A firework is launched into the air from ground level with an initial velocity of 128 ft/s. If acceleration due to gravity is –16 ft/s2, what is the maximum height reached by the firework?

256ft

recall that the height h is given by

h(t) = 128t - 16t^2

That's just your good old friend, the parabola. Find its vertex -- that is the maximum height.

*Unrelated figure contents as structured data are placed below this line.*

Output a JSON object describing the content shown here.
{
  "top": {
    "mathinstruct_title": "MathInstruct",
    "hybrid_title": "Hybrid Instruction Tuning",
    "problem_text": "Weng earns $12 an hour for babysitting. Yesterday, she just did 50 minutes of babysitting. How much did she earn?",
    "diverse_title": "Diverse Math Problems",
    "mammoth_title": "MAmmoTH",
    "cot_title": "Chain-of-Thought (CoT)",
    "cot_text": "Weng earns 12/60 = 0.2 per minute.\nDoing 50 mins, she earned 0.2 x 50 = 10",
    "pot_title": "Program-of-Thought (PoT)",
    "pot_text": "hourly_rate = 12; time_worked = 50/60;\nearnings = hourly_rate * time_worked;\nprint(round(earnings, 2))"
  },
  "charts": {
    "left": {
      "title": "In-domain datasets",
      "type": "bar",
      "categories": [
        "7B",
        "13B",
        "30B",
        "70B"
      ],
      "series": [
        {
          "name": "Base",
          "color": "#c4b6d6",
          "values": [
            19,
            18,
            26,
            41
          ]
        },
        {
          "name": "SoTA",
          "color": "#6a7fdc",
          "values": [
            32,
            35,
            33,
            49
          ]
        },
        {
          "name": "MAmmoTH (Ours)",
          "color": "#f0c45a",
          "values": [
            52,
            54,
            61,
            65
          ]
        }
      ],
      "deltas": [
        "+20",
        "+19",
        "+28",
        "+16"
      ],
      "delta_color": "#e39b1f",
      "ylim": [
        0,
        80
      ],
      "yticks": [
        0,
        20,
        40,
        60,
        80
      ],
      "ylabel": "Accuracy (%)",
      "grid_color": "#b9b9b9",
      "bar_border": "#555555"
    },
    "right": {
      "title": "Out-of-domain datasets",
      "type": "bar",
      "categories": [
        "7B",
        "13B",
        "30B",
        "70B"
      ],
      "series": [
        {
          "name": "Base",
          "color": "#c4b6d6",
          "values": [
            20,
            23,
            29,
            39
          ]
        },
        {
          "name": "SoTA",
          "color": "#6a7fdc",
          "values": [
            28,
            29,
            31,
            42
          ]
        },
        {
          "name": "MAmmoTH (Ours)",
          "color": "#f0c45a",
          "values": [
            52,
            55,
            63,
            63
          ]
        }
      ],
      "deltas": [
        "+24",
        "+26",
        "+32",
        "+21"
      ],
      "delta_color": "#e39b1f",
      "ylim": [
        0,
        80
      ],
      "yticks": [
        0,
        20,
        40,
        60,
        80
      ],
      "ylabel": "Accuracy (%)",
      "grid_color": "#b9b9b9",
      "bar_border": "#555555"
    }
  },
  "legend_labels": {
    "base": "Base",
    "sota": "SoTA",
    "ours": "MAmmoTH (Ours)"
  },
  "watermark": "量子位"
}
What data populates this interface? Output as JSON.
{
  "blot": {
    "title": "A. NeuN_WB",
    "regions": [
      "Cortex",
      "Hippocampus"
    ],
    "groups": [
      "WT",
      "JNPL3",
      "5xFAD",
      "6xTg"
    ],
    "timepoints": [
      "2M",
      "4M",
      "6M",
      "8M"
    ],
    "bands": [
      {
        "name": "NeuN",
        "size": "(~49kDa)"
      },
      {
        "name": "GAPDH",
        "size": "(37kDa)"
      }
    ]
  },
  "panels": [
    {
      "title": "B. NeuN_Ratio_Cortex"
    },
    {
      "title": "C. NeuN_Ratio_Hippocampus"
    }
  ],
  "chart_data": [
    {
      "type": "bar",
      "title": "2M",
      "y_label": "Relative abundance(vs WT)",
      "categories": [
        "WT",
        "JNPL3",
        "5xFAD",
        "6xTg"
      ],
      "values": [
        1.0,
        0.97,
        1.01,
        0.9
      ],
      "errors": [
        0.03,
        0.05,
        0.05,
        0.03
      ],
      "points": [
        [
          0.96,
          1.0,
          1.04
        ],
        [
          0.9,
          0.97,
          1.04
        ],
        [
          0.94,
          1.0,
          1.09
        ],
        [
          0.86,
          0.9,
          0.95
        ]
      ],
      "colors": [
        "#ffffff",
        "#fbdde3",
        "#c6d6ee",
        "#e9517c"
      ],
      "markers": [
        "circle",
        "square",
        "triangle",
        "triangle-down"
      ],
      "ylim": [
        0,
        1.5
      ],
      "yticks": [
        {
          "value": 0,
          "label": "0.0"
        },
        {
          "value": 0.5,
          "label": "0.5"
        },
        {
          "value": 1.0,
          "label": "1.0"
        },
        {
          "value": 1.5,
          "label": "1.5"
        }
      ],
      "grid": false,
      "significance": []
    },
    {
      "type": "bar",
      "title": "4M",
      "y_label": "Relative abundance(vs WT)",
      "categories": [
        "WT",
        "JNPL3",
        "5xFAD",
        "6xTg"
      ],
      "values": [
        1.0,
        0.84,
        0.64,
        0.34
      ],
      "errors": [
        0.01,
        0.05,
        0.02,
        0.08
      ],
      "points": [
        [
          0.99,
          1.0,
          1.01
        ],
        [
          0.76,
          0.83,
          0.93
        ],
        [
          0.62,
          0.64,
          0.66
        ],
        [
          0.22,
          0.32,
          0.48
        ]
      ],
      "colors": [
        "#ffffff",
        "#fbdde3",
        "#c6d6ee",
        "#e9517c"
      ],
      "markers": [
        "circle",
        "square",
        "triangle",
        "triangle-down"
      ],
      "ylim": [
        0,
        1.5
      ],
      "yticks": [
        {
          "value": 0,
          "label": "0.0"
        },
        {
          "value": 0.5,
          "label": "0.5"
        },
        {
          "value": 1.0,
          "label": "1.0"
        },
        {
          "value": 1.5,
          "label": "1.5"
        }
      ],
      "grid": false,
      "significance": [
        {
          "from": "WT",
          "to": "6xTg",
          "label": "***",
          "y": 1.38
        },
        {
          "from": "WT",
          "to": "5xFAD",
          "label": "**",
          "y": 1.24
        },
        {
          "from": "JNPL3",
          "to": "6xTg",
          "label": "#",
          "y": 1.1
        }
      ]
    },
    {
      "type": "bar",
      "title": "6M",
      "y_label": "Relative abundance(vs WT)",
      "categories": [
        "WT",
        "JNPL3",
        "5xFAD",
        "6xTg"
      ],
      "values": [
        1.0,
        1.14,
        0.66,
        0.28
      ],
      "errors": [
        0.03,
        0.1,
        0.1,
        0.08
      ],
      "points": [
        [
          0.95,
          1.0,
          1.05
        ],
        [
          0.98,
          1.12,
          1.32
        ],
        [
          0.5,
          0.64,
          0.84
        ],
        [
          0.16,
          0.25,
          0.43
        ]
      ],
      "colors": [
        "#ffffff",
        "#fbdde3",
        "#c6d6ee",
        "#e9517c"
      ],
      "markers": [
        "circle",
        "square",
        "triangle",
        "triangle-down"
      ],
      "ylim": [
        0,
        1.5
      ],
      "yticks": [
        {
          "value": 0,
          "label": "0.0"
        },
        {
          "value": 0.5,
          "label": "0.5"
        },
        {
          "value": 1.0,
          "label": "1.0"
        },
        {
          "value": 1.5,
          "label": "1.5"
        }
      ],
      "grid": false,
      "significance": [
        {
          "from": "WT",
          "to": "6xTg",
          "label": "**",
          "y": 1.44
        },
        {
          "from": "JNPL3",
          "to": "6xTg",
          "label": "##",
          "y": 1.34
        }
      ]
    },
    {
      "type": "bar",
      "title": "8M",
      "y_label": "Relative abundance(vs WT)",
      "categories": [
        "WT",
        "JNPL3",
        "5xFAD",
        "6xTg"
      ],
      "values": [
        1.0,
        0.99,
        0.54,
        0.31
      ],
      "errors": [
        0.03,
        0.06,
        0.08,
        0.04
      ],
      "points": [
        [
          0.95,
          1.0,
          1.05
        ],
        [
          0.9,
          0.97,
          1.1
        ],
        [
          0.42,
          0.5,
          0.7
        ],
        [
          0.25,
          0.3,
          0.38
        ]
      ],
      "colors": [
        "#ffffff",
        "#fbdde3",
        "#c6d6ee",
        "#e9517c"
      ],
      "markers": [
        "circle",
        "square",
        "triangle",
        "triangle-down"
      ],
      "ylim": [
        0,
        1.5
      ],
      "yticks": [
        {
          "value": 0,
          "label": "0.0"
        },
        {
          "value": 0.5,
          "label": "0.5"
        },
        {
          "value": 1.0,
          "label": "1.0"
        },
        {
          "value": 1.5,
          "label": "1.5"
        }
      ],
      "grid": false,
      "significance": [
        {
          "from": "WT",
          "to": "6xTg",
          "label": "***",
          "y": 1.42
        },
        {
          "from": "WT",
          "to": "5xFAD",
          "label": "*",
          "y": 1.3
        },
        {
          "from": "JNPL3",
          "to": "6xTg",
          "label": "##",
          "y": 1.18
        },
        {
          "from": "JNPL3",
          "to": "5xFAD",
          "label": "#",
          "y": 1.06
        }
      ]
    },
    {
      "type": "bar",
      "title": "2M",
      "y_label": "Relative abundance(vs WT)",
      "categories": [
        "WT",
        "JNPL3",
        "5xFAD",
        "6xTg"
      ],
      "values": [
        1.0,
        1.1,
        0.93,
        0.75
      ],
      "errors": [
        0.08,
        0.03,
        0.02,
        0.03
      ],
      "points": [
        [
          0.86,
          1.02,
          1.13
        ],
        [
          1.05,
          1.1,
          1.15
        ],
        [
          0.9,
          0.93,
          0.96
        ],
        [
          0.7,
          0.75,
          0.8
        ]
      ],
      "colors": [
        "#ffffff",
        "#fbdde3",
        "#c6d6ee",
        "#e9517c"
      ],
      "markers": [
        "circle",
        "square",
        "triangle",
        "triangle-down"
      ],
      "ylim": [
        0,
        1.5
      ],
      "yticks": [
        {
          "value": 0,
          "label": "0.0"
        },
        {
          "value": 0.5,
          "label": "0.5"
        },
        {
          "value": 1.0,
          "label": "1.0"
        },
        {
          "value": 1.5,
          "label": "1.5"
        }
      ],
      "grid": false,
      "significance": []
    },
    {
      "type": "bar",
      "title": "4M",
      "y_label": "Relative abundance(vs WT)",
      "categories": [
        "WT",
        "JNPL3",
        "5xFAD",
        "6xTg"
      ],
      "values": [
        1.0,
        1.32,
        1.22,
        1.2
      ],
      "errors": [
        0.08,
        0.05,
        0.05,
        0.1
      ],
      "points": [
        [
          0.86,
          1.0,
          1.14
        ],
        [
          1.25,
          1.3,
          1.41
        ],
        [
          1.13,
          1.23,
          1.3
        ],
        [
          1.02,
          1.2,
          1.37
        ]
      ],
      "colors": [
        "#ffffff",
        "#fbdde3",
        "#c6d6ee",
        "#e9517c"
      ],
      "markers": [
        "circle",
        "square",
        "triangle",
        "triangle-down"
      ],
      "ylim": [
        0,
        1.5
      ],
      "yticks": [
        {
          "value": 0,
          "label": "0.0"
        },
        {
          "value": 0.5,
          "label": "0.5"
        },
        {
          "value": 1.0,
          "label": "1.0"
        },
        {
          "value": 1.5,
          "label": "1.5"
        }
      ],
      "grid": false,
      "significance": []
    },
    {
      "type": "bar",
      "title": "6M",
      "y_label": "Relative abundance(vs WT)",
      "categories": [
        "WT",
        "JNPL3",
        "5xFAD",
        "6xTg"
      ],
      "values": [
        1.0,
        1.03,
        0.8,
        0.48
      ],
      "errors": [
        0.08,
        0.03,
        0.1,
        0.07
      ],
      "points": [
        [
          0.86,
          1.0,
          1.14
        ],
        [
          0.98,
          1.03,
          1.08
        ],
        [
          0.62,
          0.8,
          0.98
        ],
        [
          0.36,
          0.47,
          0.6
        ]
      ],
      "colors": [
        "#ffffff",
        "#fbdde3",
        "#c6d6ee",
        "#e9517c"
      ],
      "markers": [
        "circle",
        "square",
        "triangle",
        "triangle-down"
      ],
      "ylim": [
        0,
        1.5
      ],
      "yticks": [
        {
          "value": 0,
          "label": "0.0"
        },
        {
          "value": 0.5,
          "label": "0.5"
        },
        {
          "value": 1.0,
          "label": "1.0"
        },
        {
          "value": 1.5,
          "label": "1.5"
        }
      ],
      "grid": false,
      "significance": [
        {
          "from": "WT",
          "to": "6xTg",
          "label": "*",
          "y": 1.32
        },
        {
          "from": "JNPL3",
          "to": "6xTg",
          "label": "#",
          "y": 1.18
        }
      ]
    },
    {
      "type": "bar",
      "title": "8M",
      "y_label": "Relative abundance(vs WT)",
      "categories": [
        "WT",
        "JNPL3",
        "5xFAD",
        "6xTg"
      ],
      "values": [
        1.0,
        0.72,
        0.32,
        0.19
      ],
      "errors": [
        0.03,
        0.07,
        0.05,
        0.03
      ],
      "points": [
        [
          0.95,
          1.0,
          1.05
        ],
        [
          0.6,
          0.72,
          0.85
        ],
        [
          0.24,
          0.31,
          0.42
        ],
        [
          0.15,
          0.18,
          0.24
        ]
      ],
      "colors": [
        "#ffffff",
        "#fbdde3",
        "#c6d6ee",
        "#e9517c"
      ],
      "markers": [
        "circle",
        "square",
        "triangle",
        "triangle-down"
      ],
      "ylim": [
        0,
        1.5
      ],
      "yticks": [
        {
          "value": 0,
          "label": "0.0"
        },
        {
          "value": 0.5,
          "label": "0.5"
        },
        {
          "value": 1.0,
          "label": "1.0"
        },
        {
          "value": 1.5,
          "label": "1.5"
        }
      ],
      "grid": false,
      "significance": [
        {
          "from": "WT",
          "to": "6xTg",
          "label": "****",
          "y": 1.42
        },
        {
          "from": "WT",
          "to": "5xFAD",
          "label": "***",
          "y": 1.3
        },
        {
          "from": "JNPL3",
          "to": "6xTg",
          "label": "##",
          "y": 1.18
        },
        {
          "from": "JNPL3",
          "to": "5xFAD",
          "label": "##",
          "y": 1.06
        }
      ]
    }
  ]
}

To find the maximum height reached by the firework, we can use the following kinematic equation:

v^2 = u^2 + 2as

where:
v = final velocity (0 ft/s when the firework reaches its maximum height)
u = initial velocity (128 ft/s)
a = acceleration (-16 ft/s^2, considering gravity)
s = displacement (unknown)

Substituting the given values into the equation:

0^2 = 128^2 + 2(-16)s

0 = 16384 - 32s

32s = 16384

s = 16384/32

s = 512 ft

So, the maximum height reached by the firework is 512 ft.

To find the maximum height reached by the firework, we can use the kinematic equation:

vf^2 = vi^2 + 2ad

where:
vf = final velocity (which is 0 at the maximum height)
vi = initial velocity (128 ft/s)
a = acceleration due to gravity (-16 ft/s^2)
d = displacement (the maximum height)

Rearranging the equation, we have:

d = (vf^2 - vi^2) / (2a)

Substituting the given values, we have:

d = (0^2 - 128^2) / (2(-16))

Simplifying the equation:

d = (-16384) / (-32)
d = 512 ft

Therefore, the maximum height reached by the firework is 512 ft.